真也はうなずきながら聞いていた。そして良楽に言った。

「とりあえずは町内会で宣伝を手伝ってもらおう。これでも町内会では顔が効くんだ。良楽さんにはアパートを探してもらって、そこから町内会に来てもらおう。それと店の建物は地元の建設会社に頼む。電話番号教えるから直接掛け合ってくれ」

真也は続いて瑠花に話した。

「瑠花さんも長くここにいてもしょうがないと思うので、一度糸満に戻ってもらうといいと思います。折を見てまた来てもらえればと思います」

瑠花はすぐさま答えた。

「わたしも家のことが気になりますし、兄の店が出来たらまた来ます。
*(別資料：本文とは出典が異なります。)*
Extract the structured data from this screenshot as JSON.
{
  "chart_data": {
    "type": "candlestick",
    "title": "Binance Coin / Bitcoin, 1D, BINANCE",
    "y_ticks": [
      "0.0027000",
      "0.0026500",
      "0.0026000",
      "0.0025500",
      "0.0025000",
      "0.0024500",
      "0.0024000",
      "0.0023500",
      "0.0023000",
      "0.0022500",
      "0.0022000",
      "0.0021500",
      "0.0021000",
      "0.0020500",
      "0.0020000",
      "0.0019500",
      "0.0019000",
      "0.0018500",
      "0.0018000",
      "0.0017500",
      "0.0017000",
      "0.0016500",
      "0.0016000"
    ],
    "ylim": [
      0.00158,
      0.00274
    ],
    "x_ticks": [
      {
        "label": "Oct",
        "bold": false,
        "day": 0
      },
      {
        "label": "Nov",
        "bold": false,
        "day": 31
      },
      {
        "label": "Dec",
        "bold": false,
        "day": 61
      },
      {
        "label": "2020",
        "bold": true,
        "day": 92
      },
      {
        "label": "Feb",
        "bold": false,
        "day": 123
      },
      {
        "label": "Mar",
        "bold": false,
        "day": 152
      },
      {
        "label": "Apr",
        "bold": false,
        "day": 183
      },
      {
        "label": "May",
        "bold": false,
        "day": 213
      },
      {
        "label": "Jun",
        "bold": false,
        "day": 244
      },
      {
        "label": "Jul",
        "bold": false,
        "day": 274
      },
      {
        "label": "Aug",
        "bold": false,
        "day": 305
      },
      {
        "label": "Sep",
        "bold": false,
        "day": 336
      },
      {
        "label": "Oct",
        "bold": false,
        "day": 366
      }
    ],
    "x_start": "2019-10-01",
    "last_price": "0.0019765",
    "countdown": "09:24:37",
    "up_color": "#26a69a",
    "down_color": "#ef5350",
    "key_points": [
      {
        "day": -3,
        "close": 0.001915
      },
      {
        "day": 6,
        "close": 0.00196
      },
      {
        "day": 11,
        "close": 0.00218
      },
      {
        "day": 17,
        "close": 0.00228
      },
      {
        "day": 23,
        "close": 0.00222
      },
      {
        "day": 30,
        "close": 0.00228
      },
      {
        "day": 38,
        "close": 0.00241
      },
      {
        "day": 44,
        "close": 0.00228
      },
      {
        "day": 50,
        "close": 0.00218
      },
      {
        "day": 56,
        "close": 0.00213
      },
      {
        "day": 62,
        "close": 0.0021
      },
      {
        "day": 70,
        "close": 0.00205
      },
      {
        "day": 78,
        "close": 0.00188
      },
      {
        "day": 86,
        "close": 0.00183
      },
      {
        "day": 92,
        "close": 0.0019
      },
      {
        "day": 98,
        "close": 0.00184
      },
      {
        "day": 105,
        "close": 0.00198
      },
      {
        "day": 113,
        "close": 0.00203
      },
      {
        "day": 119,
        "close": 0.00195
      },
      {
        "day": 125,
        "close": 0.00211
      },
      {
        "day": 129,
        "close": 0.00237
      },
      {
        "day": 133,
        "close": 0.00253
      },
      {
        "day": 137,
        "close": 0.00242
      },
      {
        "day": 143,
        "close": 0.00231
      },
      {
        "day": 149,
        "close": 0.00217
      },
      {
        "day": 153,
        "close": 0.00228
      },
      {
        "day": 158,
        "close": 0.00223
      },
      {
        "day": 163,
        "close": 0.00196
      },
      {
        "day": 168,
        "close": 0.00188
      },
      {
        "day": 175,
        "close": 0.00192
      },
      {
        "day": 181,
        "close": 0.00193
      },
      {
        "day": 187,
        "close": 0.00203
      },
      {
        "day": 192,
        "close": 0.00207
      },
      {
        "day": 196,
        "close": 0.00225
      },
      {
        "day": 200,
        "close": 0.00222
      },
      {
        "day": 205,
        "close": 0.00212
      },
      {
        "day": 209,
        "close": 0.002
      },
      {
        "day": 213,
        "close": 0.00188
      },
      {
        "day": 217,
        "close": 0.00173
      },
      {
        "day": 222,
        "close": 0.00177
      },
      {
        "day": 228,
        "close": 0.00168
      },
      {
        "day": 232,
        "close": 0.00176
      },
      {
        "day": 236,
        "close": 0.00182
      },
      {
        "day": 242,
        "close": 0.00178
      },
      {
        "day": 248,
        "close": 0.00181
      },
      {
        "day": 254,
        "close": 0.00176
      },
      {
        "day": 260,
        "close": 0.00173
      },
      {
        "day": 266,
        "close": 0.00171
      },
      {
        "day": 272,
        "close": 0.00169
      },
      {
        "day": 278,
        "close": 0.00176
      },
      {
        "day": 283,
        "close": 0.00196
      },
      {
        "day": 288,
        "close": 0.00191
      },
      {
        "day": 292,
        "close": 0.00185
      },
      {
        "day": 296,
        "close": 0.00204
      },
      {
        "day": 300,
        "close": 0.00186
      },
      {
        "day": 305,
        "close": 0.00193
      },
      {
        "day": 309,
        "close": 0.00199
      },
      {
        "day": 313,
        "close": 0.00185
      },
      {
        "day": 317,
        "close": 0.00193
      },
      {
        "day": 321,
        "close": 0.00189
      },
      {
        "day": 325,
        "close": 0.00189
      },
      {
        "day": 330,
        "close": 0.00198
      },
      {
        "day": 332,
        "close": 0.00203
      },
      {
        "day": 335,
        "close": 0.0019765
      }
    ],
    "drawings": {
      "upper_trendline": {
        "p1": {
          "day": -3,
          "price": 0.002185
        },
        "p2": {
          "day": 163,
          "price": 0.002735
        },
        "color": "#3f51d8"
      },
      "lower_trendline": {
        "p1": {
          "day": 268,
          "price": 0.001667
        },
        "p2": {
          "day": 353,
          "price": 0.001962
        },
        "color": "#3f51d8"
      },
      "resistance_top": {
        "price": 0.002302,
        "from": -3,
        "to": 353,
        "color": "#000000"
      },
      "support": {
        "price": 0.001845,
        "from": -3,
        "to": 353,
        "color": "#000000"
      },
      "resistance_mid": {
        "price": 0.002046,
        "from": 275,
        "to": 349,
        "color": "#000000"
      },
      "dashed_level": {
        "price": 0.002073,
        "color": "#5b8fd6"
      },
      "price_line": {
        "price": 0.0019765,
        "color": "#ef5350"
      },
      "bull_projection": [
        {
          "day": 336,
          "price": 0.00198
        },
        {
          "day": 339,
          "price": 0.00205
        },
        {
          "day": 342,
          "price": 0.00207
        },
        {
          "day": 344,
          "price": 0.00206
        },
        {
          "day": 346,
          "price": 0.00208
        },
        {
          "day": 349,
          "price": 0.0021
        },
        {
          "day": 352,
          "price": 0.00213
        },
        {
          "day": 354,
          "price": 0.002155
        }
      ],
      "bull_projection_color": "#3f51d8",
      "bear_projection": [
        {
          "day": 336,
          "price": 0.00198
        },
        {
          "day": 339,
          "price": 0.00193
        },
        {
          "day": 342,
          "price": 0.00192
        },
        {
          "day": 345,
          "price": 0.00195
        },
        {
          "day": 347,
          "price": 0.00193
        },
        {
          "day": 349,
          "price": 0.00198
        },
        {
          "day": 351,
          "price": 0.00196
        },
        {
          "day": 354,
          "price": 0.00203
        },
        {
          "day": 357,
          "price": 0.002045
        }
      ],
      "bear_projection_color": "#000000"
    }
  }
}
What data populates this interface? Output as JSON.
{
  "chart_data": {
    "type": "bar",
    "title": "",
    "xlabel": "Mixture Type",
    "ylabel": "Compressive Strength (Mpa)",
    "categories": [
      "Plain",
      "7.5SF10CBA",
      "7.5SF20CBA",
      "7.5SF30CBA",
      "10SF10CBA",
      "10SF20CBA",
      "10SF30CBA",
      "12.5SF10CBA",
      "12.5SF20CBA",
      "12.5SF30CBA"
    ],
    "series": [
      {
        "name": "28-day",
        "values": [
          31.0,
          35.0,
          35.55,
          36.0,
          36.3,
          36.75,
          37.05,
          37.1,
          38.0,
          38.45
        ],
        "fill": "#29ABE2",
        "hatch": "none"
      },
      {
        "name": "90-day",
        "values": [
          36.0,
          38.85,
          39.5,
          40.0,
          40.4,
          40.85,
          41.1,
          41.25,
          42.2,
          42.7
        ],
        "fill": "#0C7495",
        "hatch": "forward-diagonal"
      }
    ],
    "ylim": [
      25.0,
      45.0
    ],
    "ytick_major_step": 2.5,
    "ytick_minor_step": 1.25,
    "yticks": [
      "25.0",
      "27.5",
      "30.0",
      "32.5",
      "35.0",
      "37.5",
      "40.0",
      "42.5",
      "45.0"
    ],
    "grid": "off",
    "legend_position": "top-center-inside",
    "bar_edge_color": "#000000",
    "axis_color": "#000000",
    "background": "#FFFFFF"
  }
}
明日の便で帰るようにします」

真也は締めるように言った。

「みんなこんなところかな?今日は遅くなったし、みんなお休みだな」

それぞれ着替えて、寝どころについた。良楽と瑠花にとっては特別な1日となった。二人はお母さんのことについて思いを巡らし、良楽は沖縄料理店のことも頭から離れなかった。思いが巡っているうちにだんだんと眠くなり、午前十二時前には全員眠りについた。